Democrats questioned Price about whether a Republican replacement would continue requiring insurers to cover people with pre-existing illnesses. Before Obama’s law, insurance companies did not have to do that because such consumers can be extremely costly to cover, though Trump has said he supports continuing such coverage.
“Nobody ought to lose insurance because they got a bad diagnosis,” Price said.
He said one way to cover people who are already sick is with high-risk pools, in which people with high medical costs are pooled together to avoid having their expenses drive up premiums for healthier consumers. That hasn’t worked well in the past, providing costly coverage to limited numbers of people.
His appearance also came days after Trump used Inauguration Day to issue an executive order that federal agencies curb fiscal burdens imposed by Obama’s overhaul and give states more flexibility to interpret it.
Asked by Wyden for assurances that no consumers will be hurt by that order, Price said he’d work with Congress to ensure people that “every single American has access to affordable health care.”
Senate Finance Committee Chairman Orrin Hatch, R-Utah, praised Price and said he’ll schedule a committee vote on sending Price’s nomination to the full Senate as quickly as possible.
Obama’s health care law has expanded coverage by 20 million Americans, including around half benefiting from the statute’s expansion of Medicaid to more lower-income people.
Previous GOP proposals to revoke Obama’s law have eliminated that Medicaid expansion, which 31 states – including many headed by Republican governors – have adopted. Price repeatedly sidestepped Democrats’ questions about whether the forthcoming Republican plan would erase that expansion, saying it would be up to lawmakers.
He also avoided directly answering whether Republicans will propose turning Medicaid – currently provided to anyone who qualifies – into “block grants.” Those are lump sums of money that would go to states so they can make coverage decisions.
Until recently chairman of the House Budget Committee, Price has supported turning Medicaid into a block grant. The House’s most recent budget proposed cutting the program by $1 trillion over the next decade.

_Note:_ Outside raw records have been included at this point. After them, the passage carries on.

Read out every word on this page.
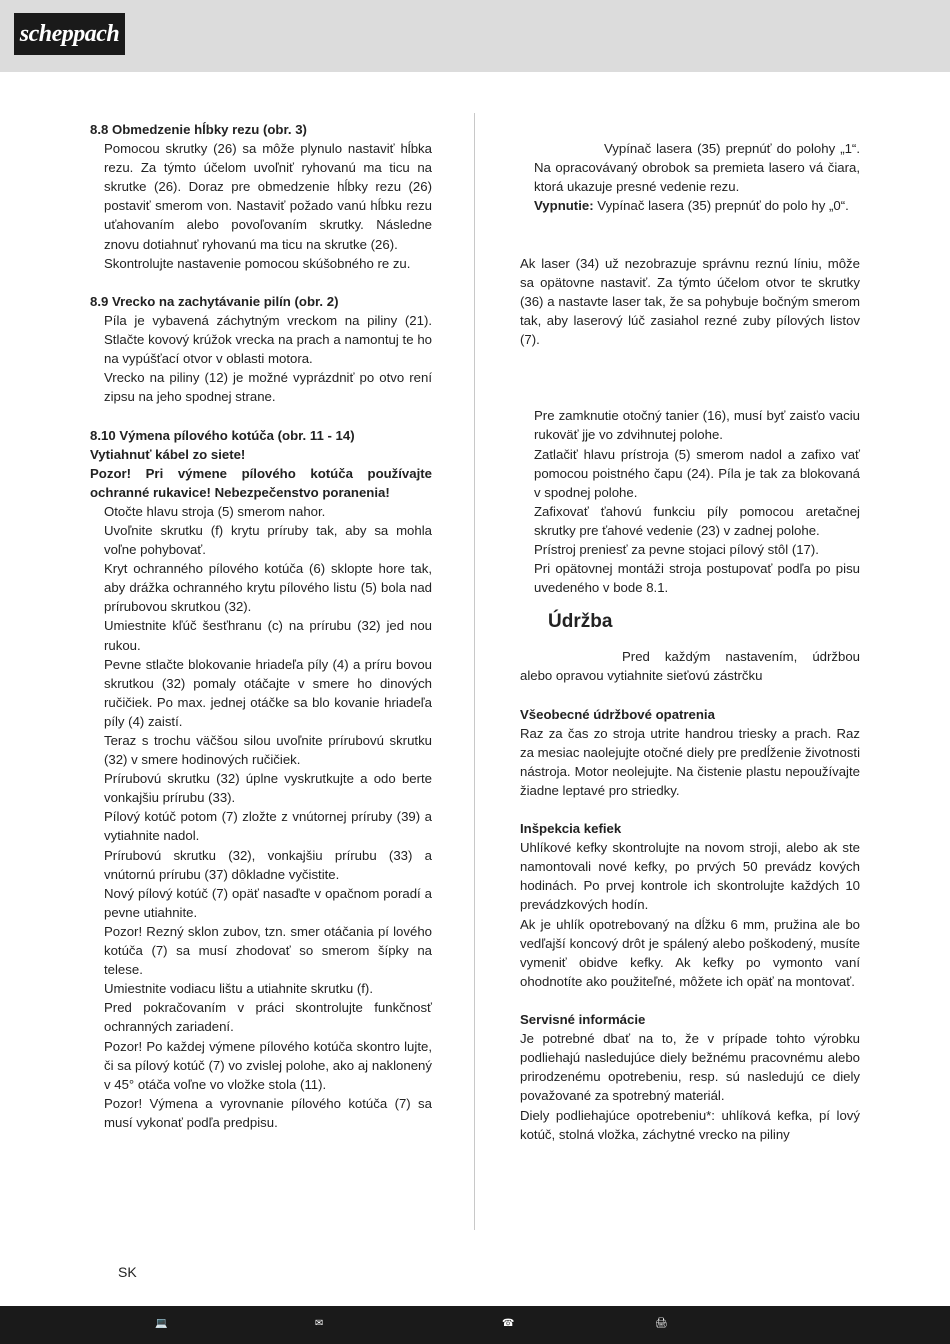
scheppach

8.8 Obmedzenie hĺbky rezu (obr. 3)

Pomocou skrutky (26) sa môže plynulo nastaviť hĺbka rezu. Za týmto účelom uvoľniť ryhovanú ma ticu na skrutke (26). Doraz pre obmedzenie hĺbky rezu (26) postaviť smerom von. Nastaviť požado vanú hĺbku rezu uťahovaním alebo povoľovaním skrutky. Následne znovu dotiahnuť ryhovanú ma ticu na skrutke (26).

Skontrolujte nastavenie pomocou skúšobného re zu.

8.9 Vrecko na zachytávanie pilín (obr. 2)

Píla je vybavená záchytným vreckom na piliny (21). Stlačte kovový krúžok vrecka na prach a namontuj te ho na vypúšťací otvor v oblasti motora.

Vrecko na piliny (12) je možné vyprázdniť po otvo rení zipsu na jeho spodnej strane.

8.10 Výmena pílového kotúča (obr. 11 - 14)

Vytiahnuť kábel zo siete!

Pozor! Pri výmene pílového kotúča používajte ochranné rukavice! Nebezpečenstvo poranenia!

Otočte hlavu stroja (5) smerom nahor.

Uvoľnite skrutku (f) krytu príruby tak, aby sa mohla voľne pohybovať.

Kryt ochranného pílového kotúča (6) sklopte hore tak, aby drážka ochranného krytu pílového listu (5) bola nad prírubovou skrutkou (32).

Umiestnite kľúč šesťhranu (c) na prírubu (32) jed nou rukou.

Pevne stlačte blokovanie hriadeľa píly (4) a príru bovou skrutkou (32) pomaly otáčajte v smere ho dinových ručičiek. Po max. jednej otáčke sa blo kovanie hriadeľa píly (4) zaistí.

Teraz s trochu väčšou silou uvoľnite prírubovú skrutku (32) v smere hodinových ručičiek.

Prírubovú skrutku (32) úplne vyskrutkujte a odo berte vonkajšiu prírubu (33).

Pílový kotúč potom (7) zložte z vnútornej príruby (39) a vytiahnite nadol.

Prírubovú skrutku (32), vonkajšiu prírubu (33) a vnútornú prírubu (37) dôkladne vyčistite.

Nový pílový kotúč (7) opäť nasaďte v opačnom poradí a pevne utiahnite.

Pozor! Rezný sklon zubov, tzn. smer otáčania pí lového kotúča (7) sa musí zhodovať so smerom šípky na telese.

Umiestnite vodiacu lištu a utiahnite skrutku (f).

Pred pokračovaním v práci skontrolujte funkčnosť ochranných zariadení.

Pozor! Po každej výmene pílového kotúča skontro lujte, či sa pílový kotúč (7) vo zvislej polohe, ako aj naklonený v 45° otáča voľne vo vložke stola (11).

Pozor! Výmena a vyrovnanie pílového kotúča (7) sa musí vykonať podľa predpisu.

Vypínač lasera (35) prepnúť do polohy „1“. Na opracovávaný obrobok sa premieta lasero vá čiara, ktorá ukazuje presné vedenie rezu.

Vypnutie: Vypínač lasera (35) prepnúť do polo hy „0“.

Ak laser (34) už nezobrazuje správnu reznú líniu, môže sa opätovne nastaviť. Za týmto účelom otvor te skrutky (36) a nastavte laser tak, že sa pohybuje bočným smerom tak, aby laserový lúč zasiahol rezné zuby pílových listov (7).

Pre zamknutie otočný tanier (16), musí byť zaisťo vaciu rukoväť jje vo zdvihnutej polohe.

Zatlačiť hlavu prístroja (5) smerom nadol a zafixo vať pomocou poistného čapu (24). Píla je tak za blokovaná v spodnej polohe.

Zafixovať ťahovú funkciu píly pomocou aretačnej skrutky pre ťahové vedenie (23) v zadnej polohe.

Prístroj preniesť za pevne stojaci pílový stôl (17).

Pri opätovnej montáži stroja postupovať podľa po pisu uvedeného v bode 8.1.

Údržba

Pred každým nastavením, údržbou alebo opravou vytiahnite sieťovú zástrčku

Všeobecné údržbové opatrenia

Raz za čas zo stroja utrite handrou triesky a prach. Raz za mesiac naolejujte otočné diely pre predĺženie životnosti nástroja. Motor neolejujte. Na čistenie plastu nepoužívajte žiadne leptavé pro striedky.

Inšpekcia kefiek

Uhlíkové kefky skontrolujte na novom stroji, alebo ak ste namontovali nové kefky, po prvých 50 prevádz kových hodinách. Po prvej kontrole ich skontrolujte každých 10 prevádzkových hodín.

Ak je uhlík opotrebovaný na dĺžku 6 mm, pružina ale bo vedľajší koncový drôt je spálený alebo poškodený, musíte vymeniť obidve kefky. Ak kefky po vymonto vaní ohodnotíte ako použiteľné, môžete ich opäť na montovať.

Servisné informácie

Je potrebné dbať na to, že v prípade tohto výrobku podliehajú nasledujúce diely bežnému pracovnému alebo prirodzenému opotrebeniu, resp. sú nasledujú ce diely považované za spotrebný materiál.

Diely podliehajúce opotrebeniu*: uhlíková kefka, pí lový kotúč, stolná vložka, záchytné vrecko na piliny

SK
💻	✉	☎	🖨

Sen. Ben Cardin, D-Md., told Price that GOP proposals on Medicaid send signals that they want to “cut the federal government’s commitment of access to minorities” for health care.
Price said judging Medicaid’s effectiveness by money is “measuring the wrong thing.” He said instead, its success should be judged by “outcome, whether people are covered.”
Separately, health insurers told Congress there’s a workable alternative to getting Americans covered, without an unpopular federal mandate.
The lobbying group, America’s Health Insurance Plans, said the coverage requirement in Obama’s law is likely to be repealed.
An alternative could work like this: In 2018 there would be a one-time opportunity for uninsured people to enroll. After that, customers would have to show they had been covered for 12 months to get the same terms as everyone else. Otherwise they’d face higher premiums or a six-month waiting period.